By Tatiana Ryckman


ELJ Publications
September 2014

Reviewed by John David Harding


It would be reductive to compare the short fictions in Tatiana Ryckman's Twenty-Something to the work of Lydia Davis, but similarities do exist between the two in terms of a shared interest in the compression of a moment, a feeling, or a storyline into a very small space. Readers looking for sprawling twenty-page stories with perfectly round characters have come to the wrong place. Some stories in Twenty-Something are no longer than a paragraph while others are a page or two. Paradoxically, then, Ryckman's Twenty-Something shrinks the story's form while expanding the possibilities of short fiction. How does this work?

Twenty-Something asks the reader to reconsider what constitutes a story. Ignoring length and a traditional narrative arc, we must concentrate instead on the distillation of an idea, a brief narrative moment, or an intensely focused insight into a character's interior life. For this reason, these stories are unsettling, accessible, and satisfying in their brevity. Twenty-Something reads like a manifesto on the shortcomings (and the latent potential) of life, love, family, and short fiction.

The fifteen stories in Twenty-Something benefit from variety in content and form. Among the stories, we find character sketches, historical fiction, straightforward or fragmented narratives, and monologues. Perspectives change from story to story, vacillating between first person and third.

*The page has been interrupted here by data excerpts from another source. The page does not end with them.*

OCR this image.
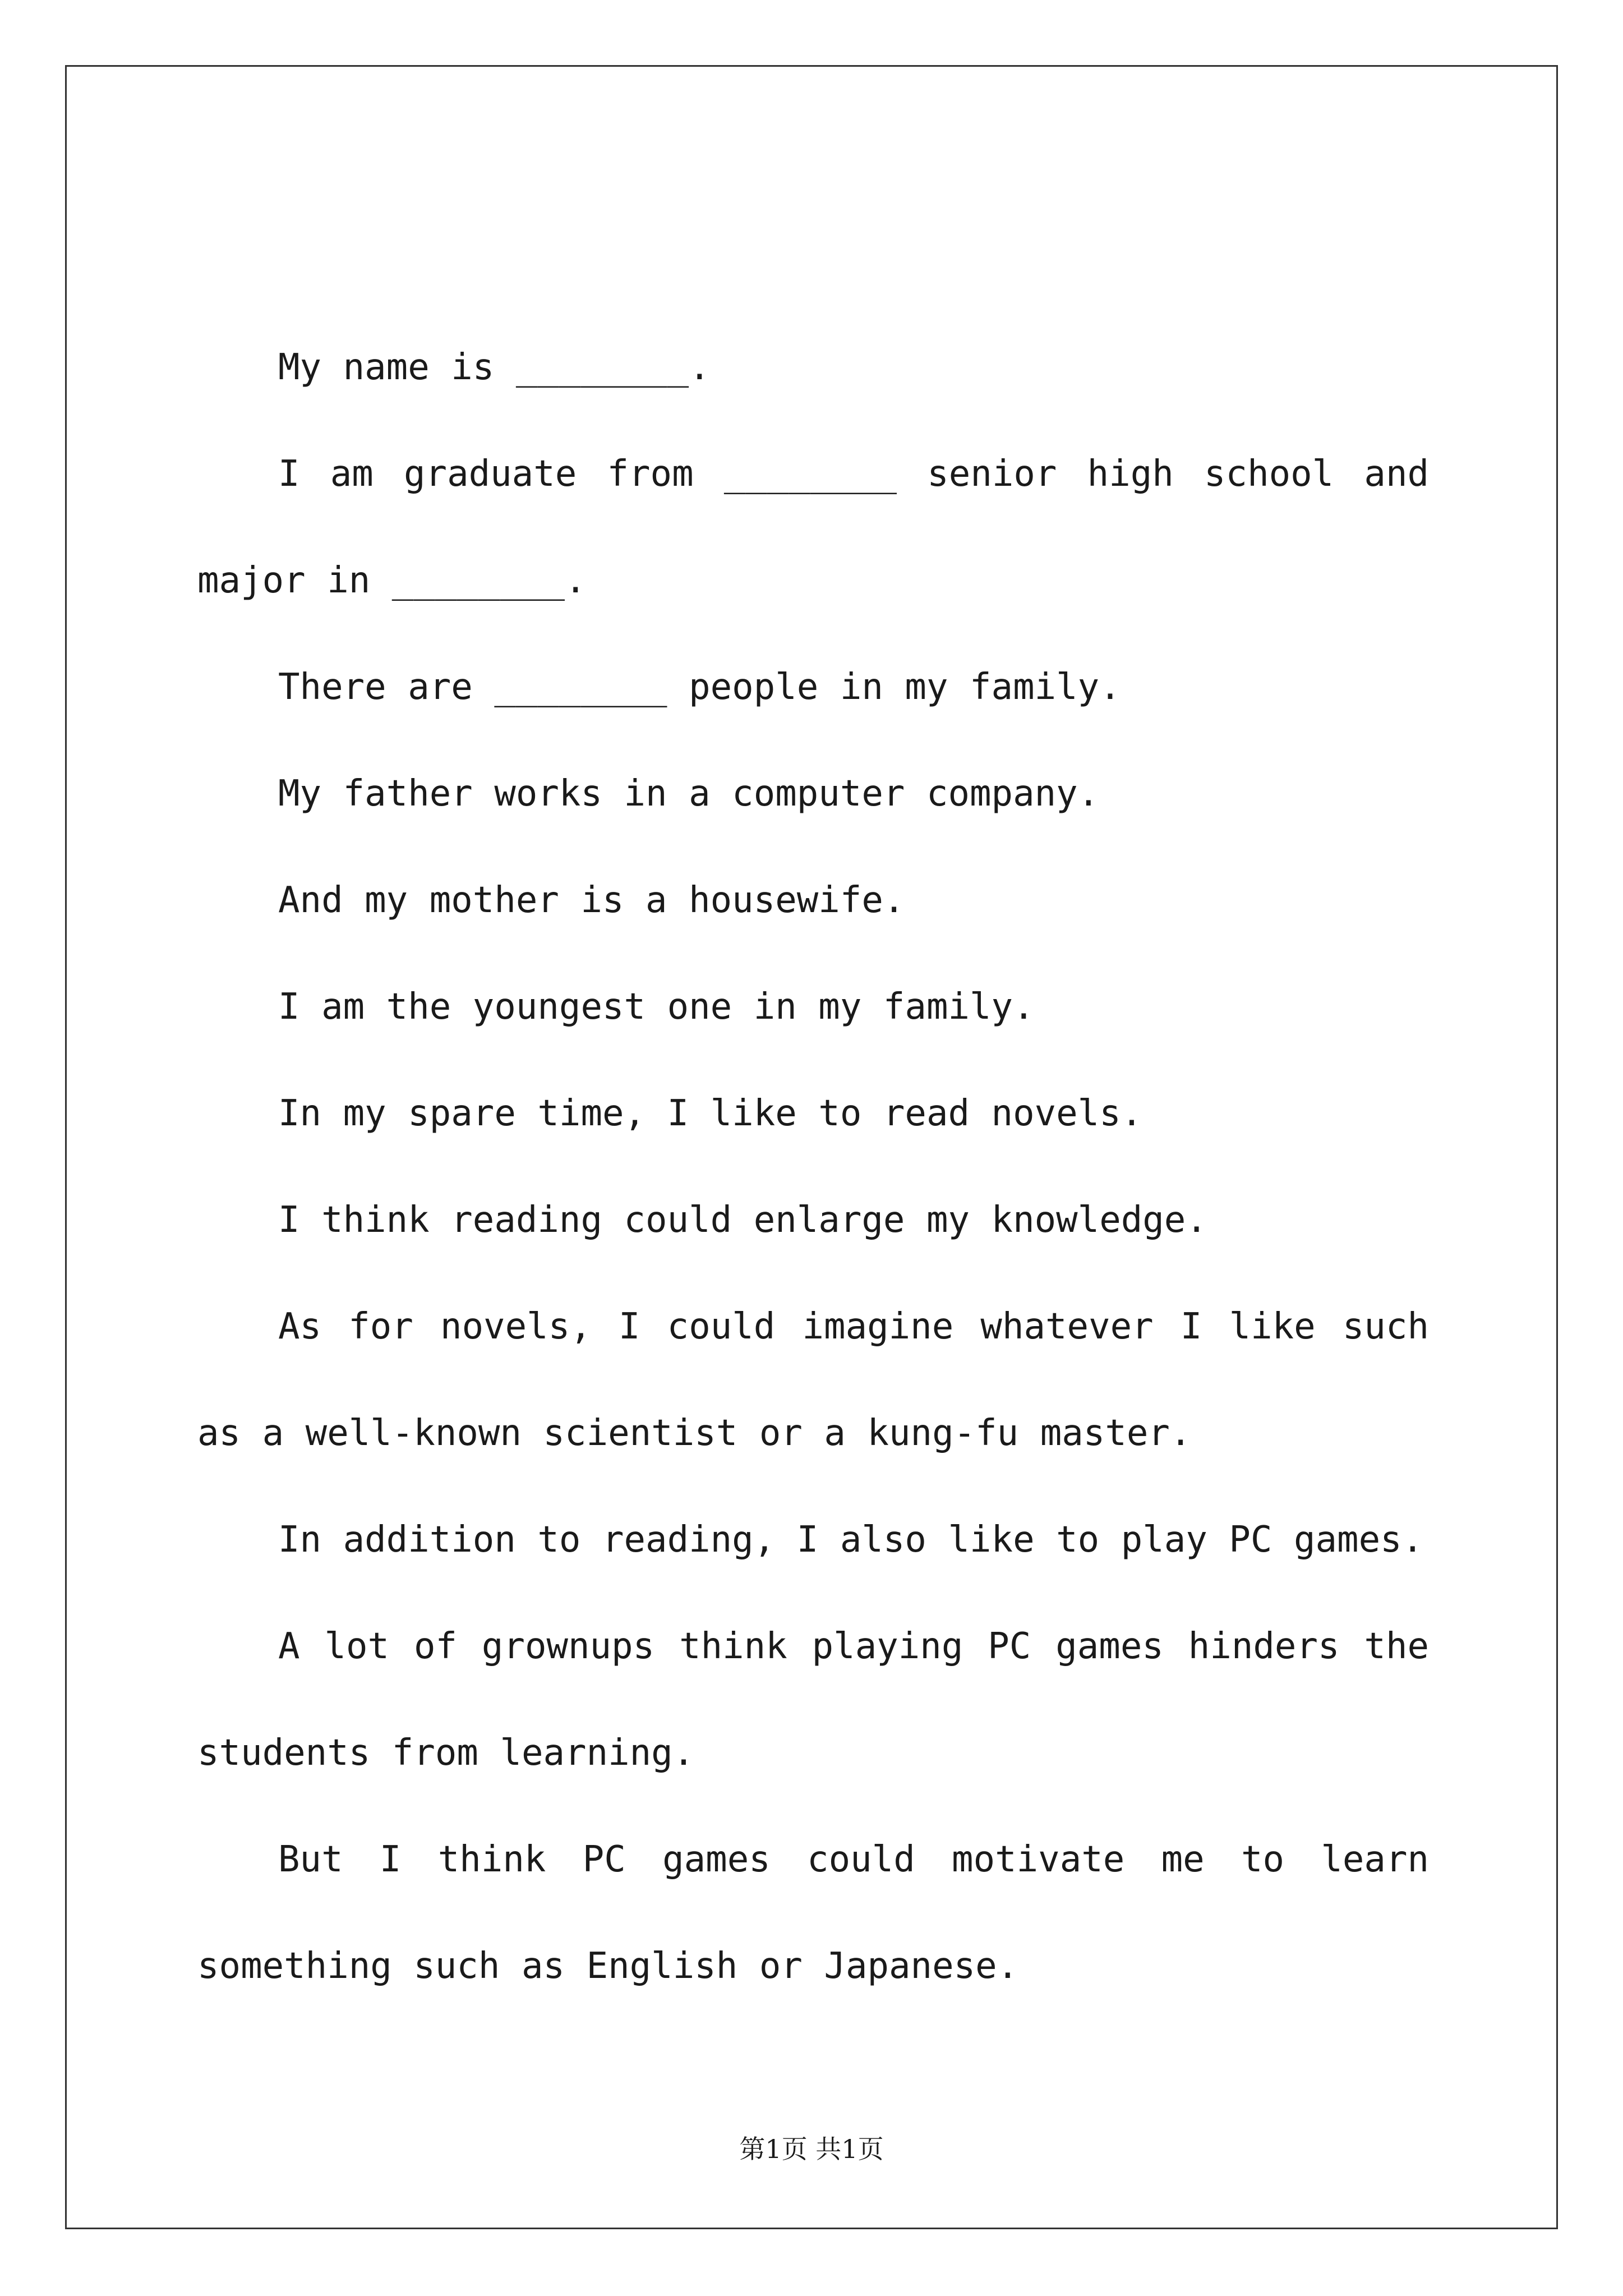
My name is ________.

I am graduate from ________ senior high school and major in ________.

There are ________ people in my family.

My father works in a computer company.

And my mother is a housewife.

I am the youngest one in my family.

In my spare time, I like to read novels.

I think reading could enlarge my knowledge.

As for novels, I could imagine whatever I like such as a well-known scientist or a kung-fu master.

In addition to reading, I also like to play PC games.

A lot of grownups think playing PC games hinders the students from learning.

But I think PC games could motivate me to learn something such as English or Japanese.

第1页 共1页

Some contain no biographical information about the characters, including their names, making it difficult to determine whether Twenty-Something draws from a central cast of characters or whether the characters are unique to each story. Thus, theories about an overarching narrative hold little weight. It is possible, however, to link these stories together based on thematic commonalities.

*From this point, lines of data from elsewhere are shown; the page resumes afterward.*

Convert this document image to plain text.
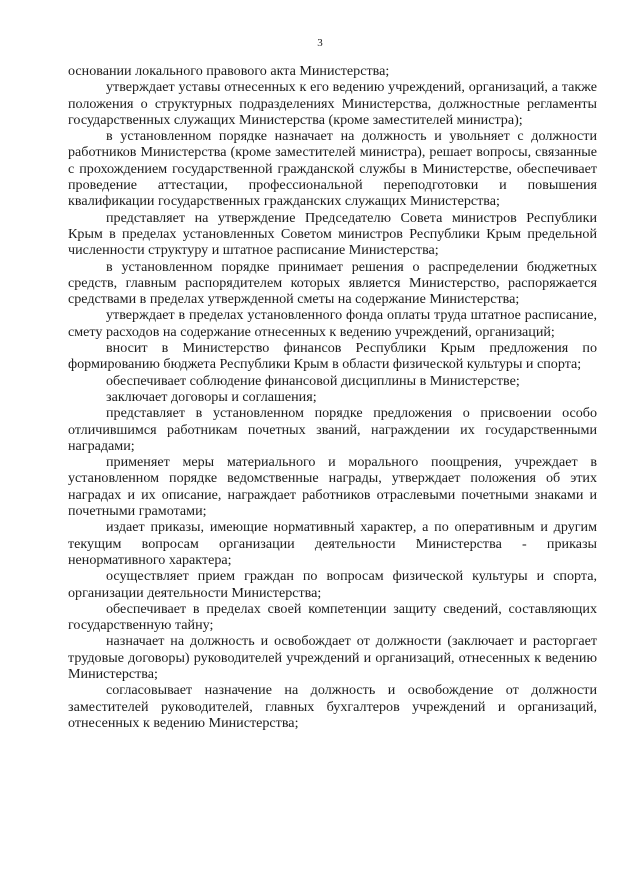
3

основании локального правового акта Министерства;

утверждает уставы отнесенных к его ведению учреждений, организаций, а также положения о структурных подразделениях Министерства, должностные регламенты государственных служащих Министерства (кроме заместителей министра);

в установленном порядке назначает на должность и увольняет с должности работников Министерства (кроме заместителей министра), решает вопросы, связанные с прохождением государственной гражданской службы в Министерстве, обеспечивает проведение аттестации, профессиональной переподготовки и повышения квалификации государственных гражданских служащих Министерства;

представляет на утверждение Председателю Совета министров Республики Крым в пределах установленных Советом министров Республики Крым предельной численности структуру и штатное расписание Министерства;

в установленном порядке принимает решения о распределении бюджетных средств, главным распорядителем которых является Министерство, распоряжается средствами в пределах утвержденной сметы на содержание Министерства;

утверждает в пределах установленного фонда оплаты труда штатное расписание, смету расходов на содержание отнесенных к ведению учреждений, организаций;

вносит в Министерство финансов Республики Крым предложения по формированию бюджета Республики Крым в области физической культуры и спорта;

обеспечивает соблюдение финансовой дисциплины в Министерстве;

заключает договоры и соглашения;

представляет в установленном порядке предложения о присвоении особо отличившимся работникам почетных званий, награждении их государственными наградами;

применяет меры материального и морального поощрения, учреждает в установленном порядке ведомственные награды, утверждает положения об этих наградах и их описание, награждает работников отраслевыми почетными знаками и почетными грамотами;

издает приказы, имеющие нормативный характер, а по оперативным и другим текущим вопросам организации деятельности Министерства - приказы ненормативного характера;

осуществляет прием граждан по вопросам физической культуры и спорта, организации деятельности Министерства;

обеспечивает в пределах своей компетенции защиту сведений, составляющих государственную тайну;

назначает на должность и освобождает от должности (заключает и расторгает трудовые договоры) руководителей учреждений и организаций, отнесенных к ведению Министерства;

согласовывает назначение на должность и освобождение от должности заместителей руководителей, главных бухгалтеров учреждений и организаций, отнесенных к ведению Министерства;
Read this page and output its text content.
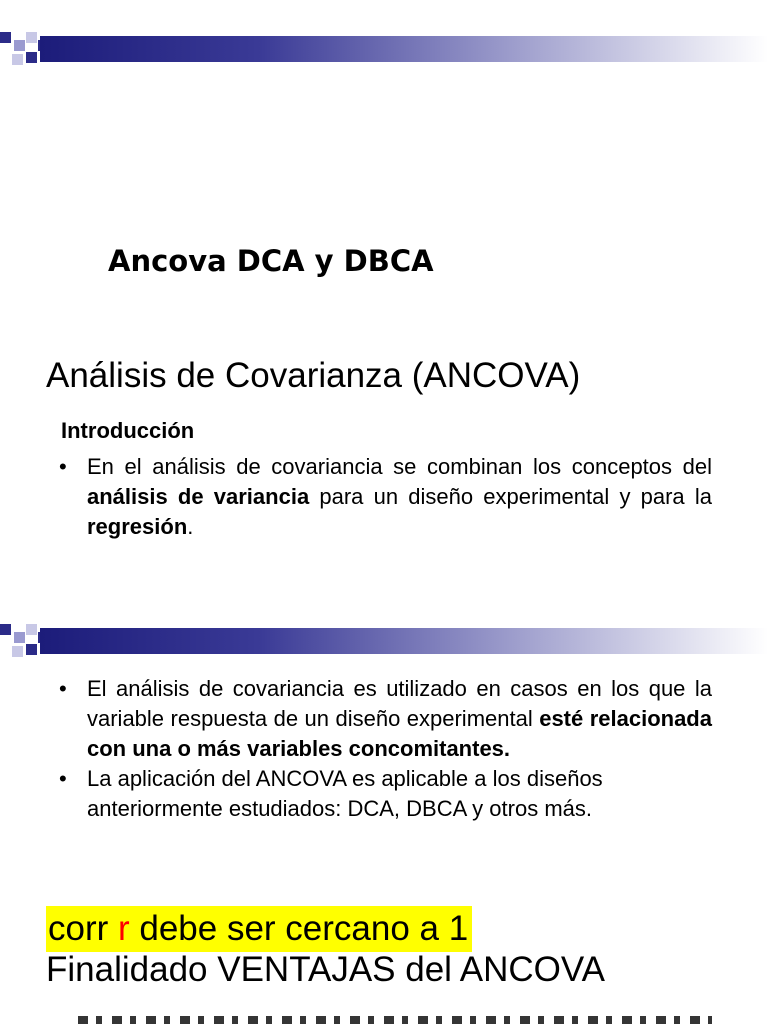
Ancova DCA y DBCA
Análisis de Covarianza (ANCOVA)
Introducción
• En el análisis de covariancia se combinan los conceptos del análisis de variancia para un diseño experimental y para la regresión.
• El análisis de covariancia es utilizado en casos en los que la variable respuesta de un diseño experimental esté relacionada con una o más variables concomitantes.
• La aplicación del ANCOVA es aplicable a los diseños anteriormente estudiados: DCA, DBCA y otros más.
corr r debe ser cercano a 1
Finalidado VENTAJAS del ANCOVA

Take, for example, the three narrators in "Most Days," "Fellatio," and "Twenty-Something." In "Most Days," Lacy fantasizes about living near the ocean ­– not just any ocean, but an ocean made out of kittens. Once there, she wants "to plunge into the furry waves, to disappear forever in its current." In "Fellatio," the unnamed narrator describes the deep shame experienced when he or she says "stupid things"; after saying something perceived as especially stupid, the narrator adds, "And then I wanted to die." Similarly, in "Twenty-Something," Clarice (who suffers unwanted advances from her boss) reflects both on "the ditch she's considering throwing herself into" and "on the total lack of everything as she passes from one room or moment or year to the next without perceiving that anything will ever change." Though morbid, these thoughts of death are casual enough; we might chalk them up to the angst one feels as a twenty-something who, like Clarice, is disappointed with life and "filled with an impotent anger."

We also encounter several characters for whom intimacy is a complex and troubling experience. In "Getting to Know You," the main character (called "she") has a romantic encounter with a boy who is wearing a wolf mask. Donning the mask, the boy sits beside her on the couch and playfully touches her leg. Just when he is about to remove the mask (which prominently features a "drooling mouth"), she stops him, saying, "No [. . .] It's easier this way." The narrator in "Saltines," a story about a failed relationship, explains that her boyfriend has fallen in love with two different women in the span of a week. Another variation on this recurring theme requires little explanation beyond its title: "All the Reasons I Love You, Even Though Life Is Fleeting and You'll Just Die and Rot Anyway." The main character and a male companion take turns petting each other's tongues; the narrator reminds her partner, however, that "It's not a sex thing [. . .] I just want more from you than you're giving me."

Three stories at the end of the book arguably form a deliberate sequence. The first-person narrators in "Tales from Ukraine," "The Return," and "Tetalita" might be one in the same, considering the stories' interconnected exploration of family and multinational identity. "Tales from Ukraine" comes with an instructive subtitle: "Based on My Limited Travels There, Where I Felt I Identified with People, but Never Figured Out If They Identified with Me." The story also brings a welcomed measure of lighthearted humor: "I considered moving here [to the village] to marry the neighbor boy, but then I found out he was already married. And my cousin." "The Return" focuses on the keenly felt absence of a family's matriarchal figure, Oma. Finally, the narrator of "Tetalita" closes the book with a powerful demonstration of the limits of human understanding (and fiction): "This is what I know about what it's like to be Joe:" it begins, but after the colon, the rest of the page is blank.  

Woeful and frenetic, the stories in Twenty-Something have sharp, jagged edges. Resolutions are subtle or altogether missing, but there is no shortage of conflict and whimsy. The book's cover art, a repeating wallpaper of anatomically correct hearts made out of cats, perfectly sets the mood. Even in the book's gloomier moments, there is a playful bent, a careless attitude, an effervescence. Desires and expectations are continually subverted, but the characters continue to want something more than what they already have. What's hopeful is that, in spite of it all, the characters haven't stopped trying to get what they want. Maybe as readers, we too want something more than what the widely-anthologized stories are giving us. Twenty-Something might be exactly what we need.